# Proportional Numbers have Proportional Differences

## Theorem

In the words of Euclid:

If, as a whole is to a whole, so is a number subtracted to a number subtracted, the remainder will also be to the remainder as whole to whole.

That is:

$a : b = c : d \implies \left({a - c}\right) : \left({b - d}\right) = a : b$

where $a : b$ denotes the ratio of $a$ to $b$.

## Proof

As the whole $AB$ is to the whole $CD$, so let the $AE$ subtracted be to $CF$ subtracted.

We need to show that $EB : FD = AB : CD$.
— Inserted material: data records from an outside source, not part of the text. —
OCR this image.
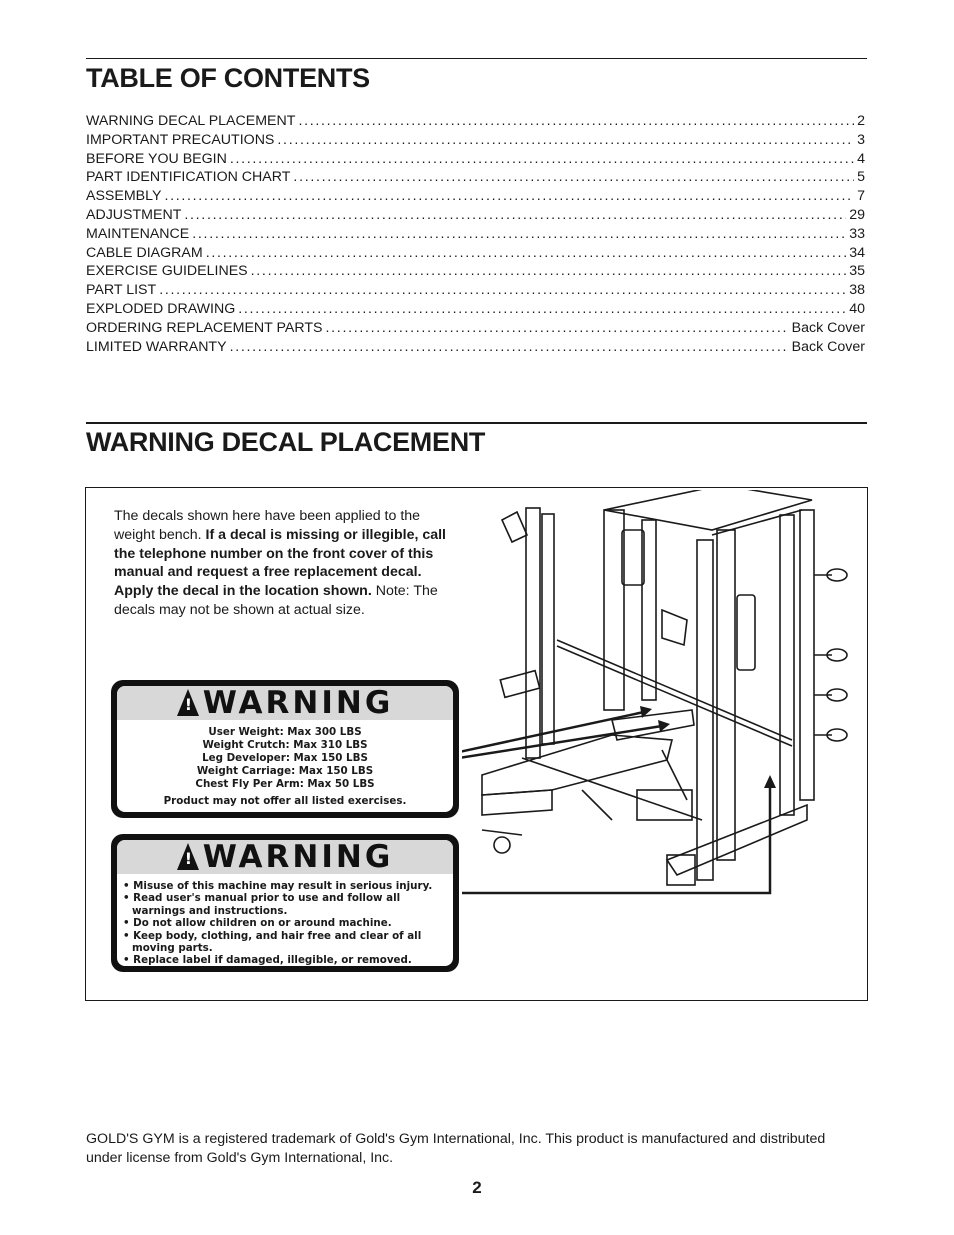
TABLE OF CONTENTS
WARNING DECAL PLACEMENT .....	2
IMPORTANT PRECAUTIONS .....	3
BEFORE YOU BEGIN .....	4
PART IDENTIFICATION CHART .....	5
ASSEMBLY .....	7
ADJUSTMENT .....	29
MAINTENANCE .....	33
CABLE DIAGRAM .....	34
EXERCISE GUIDELINES .....	35
PART LIST .....	38
EXPLODED DRAWING .....	40
ORDERING REPLACEMENT PARTS .....	Back Cover
LIMITED WARRANTY .....	Back Cover
WARNING DECAL PLACEMENT
The decals shown here have been applied to the weight bench. If a decal is missing or illegible, call the telephone number on the front cover of this manual and request a free replacement decal. Apply the decal in the location shown. Note: The decals may not be shown at actual size.
!
WARNING
User Weight: Max 300 LBS
Weight Crutch: Max 310 LBS
Leg Developer: Max 150 LBS
Weight Carriage: Max 150 LBS
Chest Fly Per Arm: Max 50 LBS
Product may not offer all listed exercises.
!
WARNING
• Misuse of this machine may result in serious injury.
• Read user's manual prior to use and follow all warnings and instructions.
• Do not allow children on or around machine.
• Keep body, clothing, and hair free and clear of all moving parts.
• Replace label if damaged, illegible, or removed.
GOLD'S GYM is a registered trademark of Gold's Gym International, Inc. This product is manufactured and distributed under license from Gold's Gym International, Inc.
2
We have that :$AB : CD = AE : CF$.

So from Book $\text{VII}$ Definition $20$: Proportional we have that whatever aliquot part or aliquant part $AB$ is of $CD$, the same aliquot part or aliquant part is $AE$ of $CF$.

So from:

Proposition $7$ of Book $\text{VII}$: Subtraction of Divisors obeys Distributive Law

and:

Proposition $8$ of Book $\text{VII}$: Subtraction of Multiples of Divisors obeys Distributive Law

$EB$ is the same aliquot part or aliquant part of $FD$ that $AB$ is of $CD$.

So by Book $\text{VII}$ Definition $20$: Proportional $EB : FD = AB : CD$.

$\blacksquare$

## Historical Note

This proof is Proposition $11$ of Book $\text{VII}$ of Euclid's The Elements.